Presents fit for a president
However, gifts exchanged between heads of state are supposed to convey more than “It’s a pleasure to meet you.” They are expected to embody the history and tradition of their nations as well as the values and spirit of their people.
At President Lee Myung-bak’s inauguration in February, Uzbek President Islam Karimov received white porcelain incised with Korean letters.
Lee presented U.S. Secretary of State Condoleezza Rice with a hand-decorated jewelry box, symbolizing nobility and prosperity.
Kazakhstan’s Vice Prime Minister Umirzak Shukeev took home a traditional Korean flute, called taepyeongso, which was the motif of the ceremony that represents hope for world peace.
The most frequently given gift since 2003 has been ceramics, according to data from the Ministry of Foreign Affairs and Trade. Ceramics accounts for 28 percent of all state gifts.
Cloisonné ware, a decorative metal item produced using an ancient enameling technique, was the second most chosen item, with 13 percent.
Other popular presidential gifts are ornamental replicas of a turtle ship, a historic Korean warship.
“We normally start preparing the gifts as soon as we have confirmed the date of the event and the list of attendees,” said Ra Yoo-jin, an official at the Protocol Planning and Coordination Division of the Ministry of Foreign Affairs and Trade.
As with birthdays and other special occasions, choosing the right gift is an art form if it is done properly.
“When selecting gifts, the most important thing is to find items that best represent our culture and heritage. But we also strive to select gifts that have a personal touch to them.”
In order to find that perfect present, protocol officials conduct a thorough review of the various options, taking into consideration history, era, manufacturing techniques and symbolic value.
When former President Roh Moo-hyun visited Costa Rica in September 2005, he gave the former president of Costa Rica, Abel Pacheco, a literary magazine containing Roh’s poems.
In return, Pacheco gave Roh a book with his poems in it. Former President Kim Dae-jung gave North Korean leader Kim Jong-il a screen that portrayed a copy of the June 15 North-South Joint Declaration that the two leaders discussed at their summit in Pyongyang in 2000.
For female leaders and first ladies, officials usually choose more feminine items. In a state visit on November 2004, former President Roh Moo-hyun gave the former first lady of France, Bernadette Chirac, a silver tea set, and this February, President Lee Myung-bak gave the wife of Japanese Prime Minister Yasuo Fukuda a sewing box decorated with mother-of-pearl.
In preparing state gifts, the protocol team has to keep accurate records. They have to know which items have been given to whom in previous years in order to avoid an embarrassing situation: giving the same gift twice.
Equally as important is the information on dos and don’ts in different countries and cultures.
Items that imply certain religious meanings are avoided, as are any references to war, atrocities or colonization.
However, as with all gifts, special doesn’t necessarily mean expensive.
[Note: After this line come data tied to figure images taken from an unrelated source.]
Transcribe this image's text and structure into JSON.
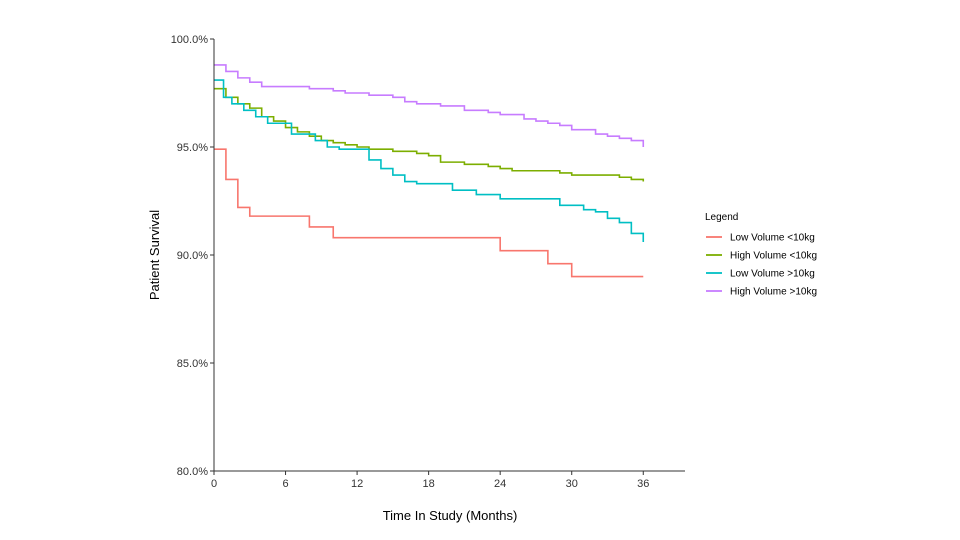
{
  "chart_data": {
    "type": "line",
    "title": "",
    "xlabel": "Time In Study (Months)",
    "ylabel": "Patient Survival",
    "xlim": [
      0,
      39.5
    ],
    "ylim": [
      80,
      100
    ],
    "x_ticks": [
      0,
      6,
      12,
      18,
      24,
      30,
      36
    ],
    "x_tick_labels": [
      "0",
      "6",
      "12",
      "18",
      "24",
      "30",
      "36"
    ],
    "y_ticks": [
      80,
      85,
      90,
      95,
      100
    ],
    "y_tick_labels": [
      "80.0%",
      "85.0%",
      "90.0%",
      "95.0%",
      "100.0%"
    ],
    "grid": false,
    "step": true,
    "legend": {
      "title": "Legend",
      "placement": "right"
    },
    "series": [
      {
        "name": "Low Volume <10kg",
        "color": "#F8766D",
        "points": [
          [
            0,
            94.9
          ],
          [
            1,
            93.5
          ],
          [
            2,
            92.2
          ],
          [
            3,
            91.8
          ],
          [
            8,
            91.3
          ],
          [
            10,
            90.8
          ],
          [
            24,
            90.2
          ],
          [
            28,
            89.6
          ],
          [
            30,
            89.0
          ],
          [
            36,
            89.0
          ]
        ]
      },
      {
        "name": "High Volume <10kg",
        "color": "#7CAE00",
        "points": [
          [
            0,
            97.7
          ],
          [
            1,
            97.3
          ],
          [
            2,
            97.0
          ],
          [
            3,
            96.8
          ],
          [
            4,
            96.4
          ],
          [
            5,
            96.2
          ],
          [
            6,
            95.9
          ],
          [
            7,
            95.7
          ],
          [
            8,
            95.5
          ],
          [
            9,
            95.3
          ],
          [
            10,
            95.2
          ],
          [
            11,
            95.1
          ],
          [
            12,
            95.0
          ],
          [
            13,
            94.9
          ],
          [
            15,
            94.8
          ],
          [
            17,
            94.7
          ],
          [
            18,
            94.6
          ],
          [
            19,
            94.3
          ],
          [
            21,
            94.2
          ],
          [
            23,
            94.1
          ],
          [
            24,
            94.0
          ],
          [
            25,
            93.9
          ],
          [
            29,
            93.8
          ],
          [
            30,
            93.7
          ],
          [
            34,
            93.6
          ],
          [
            35,
            93.5
          ],
          [
            36,
            93.4
          ]
        ]
      },
      {
        "name": "Low Volume >10kg",
        "color": "#00BFC4",
        "points": [
          [
            0,
            98.1
          ],
          [
            0.8,
            97.3
          ],
          [
            1.5,
            97.0
          ],
          [
            2.5,
            96.7
          ],
          [
            3.5,
            96.4
          ],
          [
            4.5,
            96.1
          ],
          [
            6.5,
            95.6
          ],
          [
            8.5,
            95.3
          ],
          [
            9.5,
            95.0
          ],
          [
            10.5,
            94.9
          ],
          [
            13,
            94.4
          ],
          [
            14,
            94.0
          ],
          [
            15,
            93.7
          ],
          [
            16,
            93.4
          ],
          [
            17,
            93.3
          ],
          [
            20,
            93.0
          ],
          [
            22,
            92.8
          ],
          [
            24,
            92.6
          ],
          [
            29,
            92.3
          ],
          [
            31,
            92.1
          ],
          [
            32,
            92.0
          ],
          [
            33,
            91.7
          ],
          [
            34,
            91.5
          ],
          [
            35,
            91.0
          ],
          [
            36,
            90.6
          ]
        ]
      },
      {
        "name": "High Volume >10kg",
        "color": "#C77CFF",
        "points": [
          [
            0,
            98.8
          ],
          [
            1,
            98.5
          ],
          [
            2,
            98.2
          ],
          [
            3,
            98.0
          ],
          [
            4,
            97.8
          ],
          [
            8,
            97.7
          ],
          [
            10,
            97.6
          ],
          [
            11,
            97.5
          ],
          [
            13,
            97.4
          ],
          [
            15,
            97.3
          ],
          [
            16,
            97.1
          ],
          [
            17,
            97.0
          ],
          [
            19,
            96.9
          ],
          [
            21,
            96.7
          ],
          [
            23,
            96.6
          ],
          [
            24,
            96.5
          ],
          [
            26,
            96.3
          ],
          [
            27,
            96.2
          ],
          [
            28,
            96.1
          ],
          [
            29,
            96.0
          ],
          [
            30,
            95.8
          ],
          [
            32,
            95.6
          ],
          [
            33,
            95.5
          ],
          [
            34,
            95.4
          ],
          [
            35,
            95.3
          ],
          [
            36,
            95.0
          ]
        ]
      }
    ]
  }
}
Gifts from the Korean protocol team normally cost around 1 million won ($1,000), but some countries go even lower.
Poland’s former President Aleksander Kwasniewski gave U.S. President George W. Bush a $30 paperback book on fighting terrorism, according to some media reports.
“The emphasis is more about being respectful and considerate,” said Jung Myeong-chae, 57, an expert in lacquerware inlaid with mother-of-pearl and one of Korea’s intangible cultural assets.
Jung’s works have been presented to heads of state since the 1980s.
“I am delighted that my works have been used to show our traditional beauty to foreign dignitaries and that they transcend differences in ideologies. This is more important than if they were sold at high prices,” Jung said.
One of Jung’s most favored works is a cabinet that he made using high-quality mother-of-pearl he had been collecting for about a decade.
Originally he wanted to keep it for himself, but he was persuaded to part with it and offer it to King Juan Carlos of Spain in 1996.
According to the book “What is Happening Inside the Blue House,” by journalist Song Guk-geon, the president’s name card is packed with the gift, the only time the nation’s leader uses a name card.
The Ministry of Foreign Affairs and Trade works closely with cultural experts to try to make a gift more personal.
At next week’s summit, presidents Lee and Bush are expected to exchange gifts. This trip will be the first time a Korean president gets entertained at Camp David, the U.S. president’s mountain retreat in Maryland.
On such an occasion, what have the protocol officials have planned? Ceramics? Lacquer-ware?
They are keeping the nature of the gift a closely guarded secret.